Data terbaru dari BEI menunjukkan peningkatan jumlah saham berpotensi delisting, sebuah langkah penghapusan permanen dari daftar perdagangan. Per 30 Juni 2025, tercatat 55 emiten yang memenuhi kriteria untuk dikeluarkan dari bursa, yaitu sahamnya telah disuspensi selama enam bulan atau lebih berturut-turut.

Daftar panjang emiten yang masuk dalam radar delisting saham ini mencakup beragam nama, di antaranya ALMI, ARMY, ARTI, BIKA, BOSS, BTEL, CBMF, COWL, CPRI, DEAL, DUCK, ENVY, ETWA, GAMA, GOLL, HKMU, HOME, HOTL, IIKP, INAF, IPPE, JSKY, KAYU, KBRI, LCGP, LMAS, MABA, MAGP, MKNT, MTRA, NUSA, PLAS, POLL, dan POOL. Selain itu, ada pula POSA, PPRO, PURE, RIMO, SBAT, SIMA, SKYB, SMRU, SRIL, SUGI, TDPM, TECH, TELE, TOPS, TOYS, TRAM, TRIL, TRIO, UNIT, WMPP, serta WSKT.
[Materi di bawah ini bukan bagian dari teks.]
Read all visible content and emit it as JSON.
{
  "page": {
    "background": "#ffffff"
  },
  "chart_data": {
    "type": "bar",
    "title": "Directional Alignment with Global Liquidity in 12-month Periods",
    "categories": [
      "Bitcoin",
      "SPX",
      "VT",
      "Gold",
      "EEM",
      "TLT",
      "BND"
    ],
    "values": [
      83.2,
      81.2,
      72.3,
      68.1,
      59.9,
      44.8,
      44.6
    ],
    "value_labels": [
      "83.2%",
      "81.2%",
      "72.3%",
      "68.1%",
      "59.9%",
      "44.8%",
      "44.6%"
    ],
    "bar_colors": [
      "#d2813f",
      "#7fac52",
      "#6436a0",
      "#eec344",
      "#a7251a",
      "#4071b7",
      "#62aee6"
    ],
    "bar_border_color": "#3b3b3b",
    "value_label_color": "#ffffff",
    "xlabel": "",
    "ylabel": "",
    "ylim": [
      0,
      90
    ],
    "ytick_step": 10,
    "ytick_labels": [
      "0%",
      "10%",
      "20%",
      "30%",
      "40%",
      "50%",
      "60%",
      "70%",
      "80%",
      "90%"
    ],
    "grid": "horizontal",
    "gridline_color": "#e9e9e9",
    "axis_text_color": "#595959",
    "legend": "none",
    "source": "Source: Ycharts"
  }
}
Menariknya, saham-saham yang terancam ini berasal dari spektrum sektor industri yang luas, meliputi finansial, infrastruktur, konsumer, teknologi, energi, properti, kesehatan, barang dasar, hingga industrial, menunjukkan betapa meratanya risiko di berbagai lini bisnis.
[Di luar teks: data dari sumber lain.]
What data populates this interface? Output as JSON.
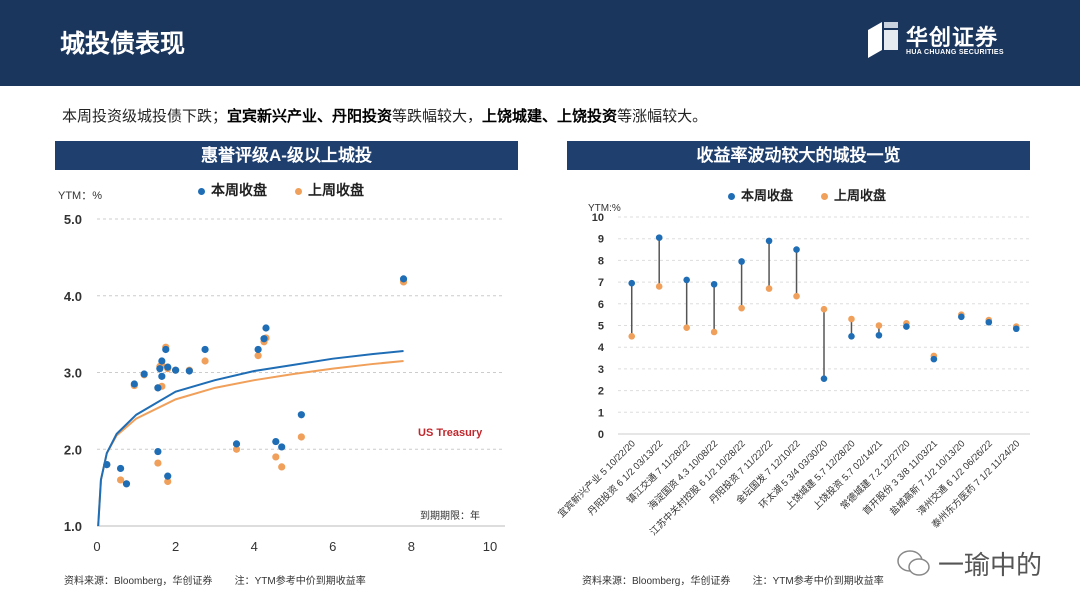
{
  "header": {
    "title": "城投债表现",
    "logo_cn": "华创证券",
    "logo_en": "HUA CHUANG SECURITIES"
  },
  "summary": {
    "p1": "本周投资级城投债下跌；",
    "b1": "宜宾新兴产业、丹阳投资",
    "p2": "等跌幅较大，",
    "b2": "上饶城建、上饶投资",
    "p3": "等涨幅较大。"
  },
  "colors": {
    "this_week": "#1f6db5",
    "last_week": "#f0a05a",
    "navy": "#1b365d"
  },
  "legend": {
    "this_week": "本周收盘",
    "last_week": "上周收盘"
  },
  "watermark": "一瑜中的",
  "chart_data": [
    {
      "type": "scatter",
      "title": "惠誉评级A-级以上城投",
      "ylabel": "YTM：%",
      "xlabel": "到期期限：年",
      "xlim": [
        0,
        10
      ],
      "ylim": [
        1.0,
        5.0
      ],
      "xticks": [
        0,
        2,
        4,
        6,
        8,
        10
      ],
      "yticks": [
        "1.0",
        "2.0",
        "3.0",
        "4.0",
        "5.0"
      ],
      "annotation": "US Treasury",
      "series": [
        {
          "name": "本周收盘",
          "points": [
            [
              0.25,
              1.8
            ],
            [
              0.6,
              1.75
            ],
            [
              0.75,
              1.55
            ],
            [
              0.95,
              2.85
            ],
            [
              1.2,
              2.98
            ],
            [
              1.55,
              2.8
            ],
            [
              1.6,
              3.05
            ],
            [
              1.65,
              3.15
            ],
            [
              1.65,
              2.95
            ],
            [
              1.75,
              3.3
            ],
            [
              1.8,
              3.07
            ],
            [
              2.0,
              3.03
            ],
            [
              1.55,
              1.97
            ],
            [
              1.8,
              1.65
            ],
            [
              2.35,
              3.02
            ],
            [
              2.75,
              3.3
            ],
            [
              3.55,
              2.07
            ],
            [
              4.1,
              3.3
            ],
            [
              4.25,
              3.44
            ],
            [
              4.3,
              3.58
            ],
            [
              4.55,
              2.1
            ],
            [
              4.7,
              2.03
            ],
            [
              5.2,
              2.45
            ],
            [
              7.8,
              4.22
            ]
          ],
          "curve": [
            [
              0.03,
              1.0
            ],
            [
              0.1,
              1.6
            ],
            [
              0.25,
              1.95
            ],
            [
              0.5,
              2.2
            ],
            [
              1,
              2.45
            ],
            [
              2,
              2.75
            ],
            [
              3,
              2.9
            ],
            [
              4,
              3.02
            ],
            [
              5,
              3.1
            ],
            [
              6,
              3.18
            ],
            [
              7,
              3.24
            ],
            [
              7.8,
              3.28
            ]
          ]
        },
        {
          "name": "上周收盘",
          "points": [
            [
              0.25,
              1.8
            ],
            [
              0.6,
              1.6
            ],
            [
              0.75,
              1.55
            ],
            [
              0.95,
              2.83
            ],
            [
              1.2,
              2.97
            ],
            [
              1.55,
              2.8
            ],
            [
              1.6,
              3.08
            ],
            [
              1.65,
              3.1
            ],
            [
              1.65,
              2.82
            ],
            [
              1.75,
              3.33
            ],
            [
              1.8,
              3.05
            ],
            [
              2.0,
              3.03
            ],
            [
              1.55,
              1.82
            ],
            [
              1.8,
              1.58
            ],
            [
              2.35,
              3.03
            ],
            [
              2.75,
              3.15
            ],
            [
              3.55,
              2.0
            ],
            [
              4.1,
              3.22
            ],
            [
              4.25,
              3.4
            ],
            [
              4.3,
              3.45
            ],
            [
              4.55,
              1.9
            ],
            [
              4.7,
              1.77
            ],
            [
              5.2,
              2.16
            ],
            [
              7.8,
              4.18
            ]
          ],
          "curve": [
            [
              0.03,
              1.0
            ],
            [
              0.1,
              1.6
            ],
            [
              0.25,
              1.95
            ],
            [
              0.5,
              2.18
            ],
            [
              1,
              2.4
            ],
            [
              2,
              2.65
            ],
            [
              3,
              2.8
            ],
            [
              4,
              2.9
            ],
            [
              5,
              2.98
            ],
            [
              6,
              3.05
            ],
            [
              7,
              3.11
            ],
            [
              7.8,
              3.15
            ]
          ]
        }
      ],
      "source": "资料来源：Bloomberg，华创证券        注：YTM参考中价到期收益率"
    },
    {
      "type": "dumbbell",
      "title": "收益率波动较大的城投一览",
      "ylabel": "YTM:%",
      "ylim": [
        0,
        10
      ],
      "yticks": [
        0,
        1,
        2,
        3,
        4,
        5,
        6,
        7,
        8,
        9,
        10
      ],
      "categories": [
        "宜宾新兴产业 5 10/22/20",
        "丹阳投资 6 1/2 03/13/22",
        "镇江交通 7 11/28/22",
        "海淀国资 4.3 10/08/22",
        "江苏中关村控股 6 1/2 10/28/22",
        "丹阳投资 7 11/22/22",
        "金坛国发 7 12/10/22",
        "环太湖 5 3/4 03/30/20",
        "上饶城建 5.7 12/28/20",
        "上饶投资 5.7 02/14/21",
        "常德城建 7.2 12/27/20",
        "首开股份 3 3/8 11/03/21",
        "盐城高新 7 1/2 10/13/20",
        "漳州交通 6 1/2 06/26/22",
        "泰州东方医药 7 1/2 11/24/20"
      ],
      "series": [
        {
          "name": "本周收盘",
          "values": [
            6.95,
            9.05,
            7.1,
            6.9,
            7.95,
            8.9,
            8.5,
            2.55,
            4.5,
            4.55,
            4.95,
            3.45,
            5.4,
            5.15,
            4.85
          ]
        },
        {
          "name": "上周收盘",
          "values": [
            4.5,
            6.8,
            4.9,
            4.7,
            5.8,
            6.7,
            6.35,
            5.75,
            5.3,
            5.0,
            5.1,
            3.6,
            5.5,
            5.25,
            4.95
          ]
        }
      ],
      "source": "资料来源：Bloomberg，华创证券        注：YTM参考中价到期收益率"
    }
  ]
}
Harga Rp 100 Investasi Minimal Rp 10.000, IPO Saham COIN Bisa Dipesan Hari Ini (3/7)

Dari deretan nama-nama tersebut, beberapa di antaranya menonjol karena kondisi spesifiknya. Sebut saja PT Sri Rejeki Isman Tbk (SRIL) atau Sritex, yang telah dinyatakan pailit setelah gagal memenuhi kewajiban utangnya dan menghadapi kinerja terpuruk akibat tekanan berat di industri tekstil.

Selain itu, ancaman delisting juga menghantui sejumlah emiten pelat merah atau anak usahanya, seperti PT Waskita Karya Tbk (WSKT), PT Indofarma Tbk (INAF), dan PT PP Properti Tbk (PPRO), menambah daftar panjang tantangan bagi BUMN di pasar modal.
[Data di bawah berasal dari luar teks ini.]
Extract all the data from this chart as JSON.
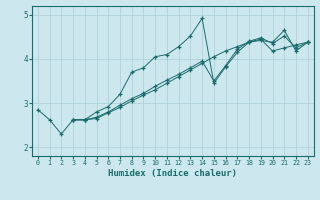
{
  "xlabel": "Humidex (Indice chaleur)",
  "bg_color": "#cce8ee",
  "line_color": "#1a6b6b",
  "grid_color": "#aacdd6",
  "xlim": [
    -0.5,
    23.5
  ],
  "ylim": [
    1.8,
    5.2
  ],
  "yticks": [
    2,
    3,
    4,
    5
  ],
  "xticks": [
    0,
    1,
    2,
    3,
    4,
    5,
    6,
    7,
    8,
    9,
    10,
    11,
    12,
    13,
    14,
    15,
    16,
    17,
    18,
    19,
    20,
    21,
    22,
    23
  ],
  "series1": [
    [
      0,
      2.85
    ],
    [
      1,
      2.62
    ],
    [
      2,
      2.3
    ],
    [
      3,
      2.62
    ],
    [
      4,
      2.62
    ],
    [
      5,
      2.8
    ],
    [
      6,
      2.92
    ],
    [
      7,
      3.2
    ],
    [
      8,
      3.7
    ],
    [
      9,
      3.8
    ],
    [
      10,
      4.05
    ],
    [
      11,
      4.1
    ],
    [
      12,
      4.28
    ],
    [
      13,
      4.52
    ],
    [
      14,
      4.92
    ],
    [
      15,
      3.45
    ],
    [
      16,
      3.82
    ],
    [
      17,
      4.15
    ],
    [
      18,
      4.38
    ],
    [
      19,
      4.42
    ],
    [
      20,
      4.38
    ],
    [
      21,
      4.65
    ],
    [
      22,
      4.18
    ],
    [
      23,
      4.38
    ]
  ],
  "series2": [
    [
      3,
      2.62
    ],
    [
      4,
      2.62
    ],
    [
      5,
      2.68
    ],
    [
      6,
      2.8
    ],
    [
      7,
      2.95
    ],
    [
      8,
      3.1
    ],
    [
      9,
      3.22
    ],
    [
      10,
      3.38
    ],
    [
      11,
      3.52
    ],
    [
      12,
      3.65
    ],
    [
      13,
      3.8
    ],
    [
      14,
      3.95
    ],
    [
      15,
      3.5
    ],
    [
      16,
      3.85
    ],
    [
      17,
      4.22
    ],
    [
      18,
      4.4
    ],
    [
      19,
      4.48
    ],
    [
      20,
      4.35
    ],
    [
      21,
      4.52
    ],
    [
      22,
      4.25
    ],
    [
      23,
      4.38
    ]
  ],
  "series3": [
    [
      3,
      2.62
    ],
    [
      4,
      2.62
    ],
    [
      5,
      2.65
    ],
    [
      6,
      2.78
    ],
    [
      7,
      2.9
    ],
    [
      8,
      3.05
    ],
    [
      9,
      3.18
    ],
    [
      10,
      3.3
    ],
    [
      11,
      3.45
    ],
    [
      12,
      3.6
    ],
    [
      13,
      3.75
    ],
    [
      14,
      3.9
    ],
    [
      15,
      4.05
    ],
    [
      16,
      4.18
    ],
    [
      17,
      4.28
    ],
    [
      18,
      4.38
    ],
    [
      19,
      4.45
    ],
    [
      20,
      4.18
    ],
    [
      21,
      4.25
    ],
    [
      22,
      4.32
    ],
    [
      23,
      4.38
    ]
  ]
}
WSKT, salah satu nama besar di sektor konstruksi, tidak tinggal diam menghadapi situasi ini. Manajemen perseroan telah mengupayakan dua rencana restrukturisasi ambisius demi mencabut status suspensi sahamnya. Pertama, restrukturisasi utang perbankan yang ditargetkan rampung pada Oktober 2024, dengan progres yang diklaim sudah 100%. “Perusahaan bersama kreditur perbankan telah menyepakati Perubahan Perjanjian MRA dan Perubahan Perjanjian KMKP yang telah berlaku efektif sejak 17 Oktober 2024,” jelas Sekretaris Perusahaan Waskita Karya, Ermy Puspa Yunita, dalam keterbukaan informasi, Senin (30/6). Kedua, restrukturisasi utang obligasi WSKT yang direncanakan tuntas pada Desember 2025. Dari empat seri obligasi non-penjaminan yang direstrukturisasi, tiga seri telah mendapat persetujuan pemegang obligasi, menandai progres 75%.

Sebagai konteks, saham WSKT telah disuspensi sejak Mei 2023 menyusul kegagalan pembayaran empat seri utang obligasi non-penjaminan yang telah jatuh tempo.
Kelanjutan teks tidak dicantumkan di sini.